¿Qué tiene este juego que nos atrapa de la forma en que lo hace…? ¿Por qué nos alegra hasta el paroxismo o nos amarga hasta la desolación…? ¿A raíz de qué le entregamos tanta lealtad, tanto compromiso…? ¿Por qué un futbolista anota un gol y lo celebra como si, en el mismo momento, un heraldo le hubiese avisado que nació su primer hijo, ganó la lotería, lo acaba de fichar el Manchester United y fue convocado para disputar el Mundial, todo junto…? ¿Por qué incluso un hombre que lleva marcados 200 goles en Primera División convierte otro y grita hasta malherir sus cuerdas vocales, se cuelga del alambrado, se quita su camiseta y la arroja al aire, se transforma en un poseído…?

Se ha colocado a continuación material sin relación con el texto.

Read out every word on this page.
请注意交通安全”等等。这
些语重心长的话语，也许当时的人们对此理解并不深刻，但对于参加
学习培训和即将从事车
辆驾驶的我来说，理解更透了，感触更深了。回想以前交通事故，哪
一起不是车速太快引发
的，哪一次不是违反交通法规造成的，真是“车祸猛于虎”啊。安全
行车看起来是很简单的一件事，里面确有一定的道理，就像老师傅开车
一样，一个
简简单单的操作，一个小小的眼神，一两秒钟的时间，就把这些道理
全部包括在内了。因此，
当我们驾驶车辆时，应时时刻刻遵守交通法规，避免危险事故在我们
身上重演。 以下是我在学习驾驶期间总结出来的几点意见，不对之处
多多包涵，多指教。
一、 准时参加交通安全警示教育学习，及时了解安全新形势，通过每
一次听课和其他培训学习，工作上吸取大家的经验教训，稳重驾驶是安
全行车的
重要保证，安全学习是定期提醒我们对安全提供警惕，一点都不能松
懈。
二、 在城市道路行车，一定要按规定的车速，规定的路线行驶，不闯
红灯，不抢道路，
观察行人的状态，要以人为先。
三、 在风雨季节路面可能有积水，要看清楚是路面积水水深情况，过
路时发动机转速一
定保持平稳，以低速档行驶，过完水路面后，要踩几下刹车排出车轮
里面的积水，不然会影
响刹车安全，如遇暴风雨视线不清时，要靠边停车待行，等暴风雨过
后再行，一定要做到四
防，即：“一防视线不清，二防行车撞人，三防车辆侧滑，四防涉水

Eso pasa incluso a nivel barrial, colegial. Jugamos un partido en una liga comercial, metimos un golazo y a la noche no dormimos. Y al otro día vamos al trabajo creyéndonos Falcao, Cristiano o Luis Suárez.
¿Qué lleva a un señor que puede ser plomero o presidente de la Corte Suprema, harapiento o millonario, analfabeto o literato a explotar de emoción por un triunfo de su equipo…? Nunca lo sabremos con exactitud. Hemos formulado esta pregunta a muchas personas; nadie tiene un respuesta precisa. Algo es seguro: todos tenemos dentro un ‘Tano’ Pasman.
La atracción por el juego está cosida y pegada con el amor por el club, son dos componentes vulcanizados. No se sabe bien cuál nace primero, aunque luego caminan juntos para siempre.
Ahora que estamos a las puertas de la Eurocopa, la expectativa, incluso la euforia por el fútbol se acrecientan notoriamente. Lo comprobamos en la TV, en los diarios, en la cantidad de anuncios publicitarios relacionados con la Copa, los programas, las entrevistas; una gruesa porción de los contenidos gira en torno al juego, las posibilidades del equipo nacional, los lesionados, las posibles revelaciones, quién será el campeón, etcéteras varios.
El fútbol es el menos flemático y el más generoso de los legados que los ingleses dejaron a la humanidad. Tan generoso que no nos han cobrado ni un penique en concepto de derechos de autor. Semejante descuido de su parte –y tamaño invento– los exculpa de todas sus fechorías cometidas en ultramar, por los siglos de los siglos.
En el fútbol todos somos iguales. He ahí uno de sus secretos. El presidente del club o el millonario no pueden arrogarse ser más hinchas del equipo que un humilde trabajador. Nadie puede considerarse más fiel seguidor solo porque ocupe un puesto relevante en la institución, ni el técnico, ni un ídolo es más de ese club que el último de sus aficionados. En el grado de pertenencia prima un sentido igualitario y democrático asombroso.
Otra clave está en el gol. Nos gusta el fútbol por su épica, y en ella el gol juega un rol fundamental. Porque no hay tantos goles como en otros deportes que terminan 98 a 70 o 44 a 12. El ‘tanto’, en otros juegos, no es tan festejado, ¡si hay cantidades…! Aquí, un gol es un bien preciado. Se busca con el alma y se cuida con la sangre. Hacerlo o desperdiciarlo tiene fuertes connotaciones. Una bola que pega en el palo y recorre toda la línea puede paralizar el corazón de cientos de millones. Y el estallido o el lamento posterior se escuchan a kilómetros. A quien pesque descuidado la onda expansiva del gol lo hace volar por los aires.
Esa escasez de goles (en relación al básquet, el vóley, el ‘rugby’, etc.) le confiere un tinte dramático, bellísimo. El fútbol italiano siempre fue el de menos goles; una jornada dominical podía terminar en los años 60 con 8 o 9 goles en total. Pero cierta vez, en los 90, sucedió un fenómeno extraño y los partidos acababan 4 a 3, 6 a 2 y así. Duró poco, una o dos temporadas. Enrique Omar Sívori, dios de la zurda, digamos el padre de Maradona y el abuelo de Messi (y primo lejano del ‘Loro’ Cueto), se enojó: “¿Qué está pasando…? Esto no es fútbol, es una vergüenza la cantidad de goles, significa que no se está jugando bien”. Primero no lo entendí; tenía su grado de razón.
Ser hincha es tener un amor para toda la vida, con algunos desencantos fugaces, pero sin perfidia. Es increíble, uno no puede traicionar a su club ni aun proponiéndoselo. Un idilio que aún después de cincuenta o sesenta años se mantiene lozano y sincero como el primer día. Esto no se da con ningún otro deporte ni actividad humana, solo el fútbol genera tanta adhesión incondicional. Y solo termina cuando nos vamos al otro mundo. Es un misterio insondable: es el contrato más serio que existe; no se firma, pero no se rompe ni se viola jamás.